The proposed approach is compared with the state-of-the-art view-invariant methods. To make the comparison, our experiment is performed under the same test conditions with them. All of the videos in the dataset are used as experimental data. The leave one actor out (LOAO) is used as standard testing method. And the performance for different recognition methods is illustrated as Table 3.

Table 3 Comparison with related work in recent years

As can be seen from Table 3, the work by Liu et al. [10] greatly outperforms than our method.

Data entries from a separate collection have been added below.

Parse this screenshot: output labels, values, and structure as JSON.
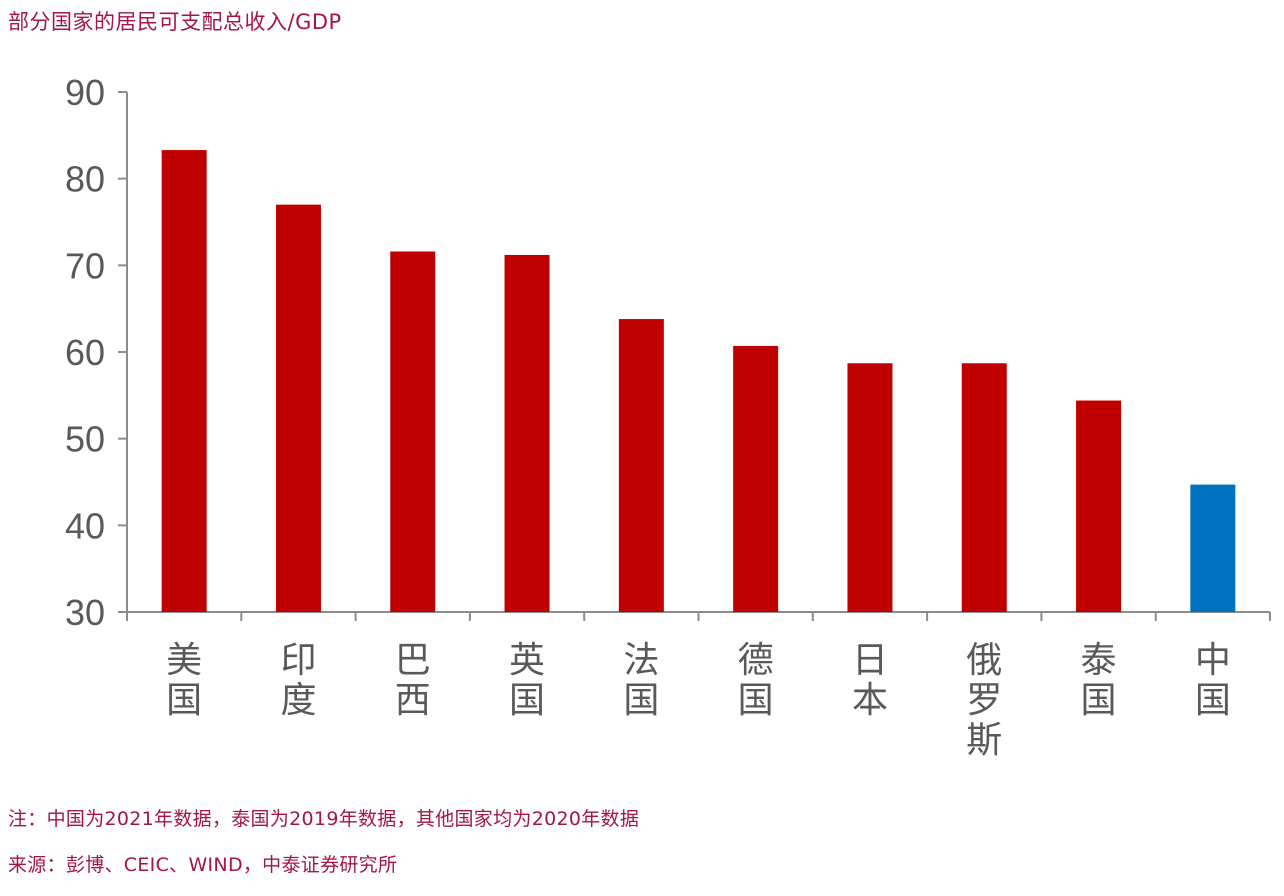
{
  "title": "部分国家的居民可支配总收入/GDP",
  "note": "注：中国为2021年数据，泰国为2019年数据，其他国家均为2020年数据",
  "source": "来源：彭博、CEIC、WIND，中泰证券研究所",
  "colors": {
    "default_bar": "#c00000",
    "highlight_bar": "#0070c0",
    "axis": "#8c8c8c",
    "tick_label": "#595959",
    "text_accent": "#a3154a"
  },
  "chart_data": {
    "type": "bar",
    "title": "部分国家的居民可支配总收入/GDP",
    "xlabel": "",
    "ylabel": "",
    "categories": [
      "美国",
      "印度",
      "巴西",
      "英国",
      "法国",
      "德国",
      "日本",
      "俄罗斯",
      "泰国",
      "中国"
    ],
    "values": [
      83.3,
      77.0,
      71.6,
      71.2,
      63.8,
      60.7,
      58.7,
      58.7,
      54.4,
      44.7
    ],
    "highlight_category": "中国",
    "ylim": [
      30,
      90
    ],
    "yticks": [
      30,
      40,
      50,
      60,
      70,
      80,
      90
    ],
    "grid": false,
    "legend": "none"
  }
}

However this result is obtained by fusing five cameras inputs. The average recognition rate achieved by using one camera data is 82.38 %. It is lower than our method. Furthermore, the recognition rate of our previous work [6] is slightly better than our current work. However this result is the average recognition rate of four cameras, and top cameras is not included. So under the same testing condition, it is worth noting that our method outperforms all of other methods. During feature extraction process, neither the key poses [12] are extracted from motion capture sequences nor the camera information [10] are required in advance. By effectively introducing the viewpoint transition, the recognition accuracy and the robustness for viewpoint changing are improved. The experimental results show that the proposed approach is easy to implement and the performance for view-invariant action recognition is satisfactory.

6 Conclusion

A novel view-invariant human action method based on multi-view transition HMMs is proposed in this paper. The interest point feature based on local information and the optical flow feature based on global motion information are effectively combined. The combined feature is view-insensitive in the sub-view space. The multi-view transition HMMs are built in the training process by introducing the transition probability matrix to achieve the transition of sub-action models in multi-view space. The sub-action models can be independently trained, which can greatly reduce the computational complexity. Finally the action with unknown viewpoint is recognized by using improved forward algorithm. The experiments validated the performance of recognition algorithms is greatly improved and it is superior to the existing view-invariant action recognition algorithms. With the use of the RGBD cameras, it is our future work to solve the viewpoint constrain issue by fusing depth information [2, 8].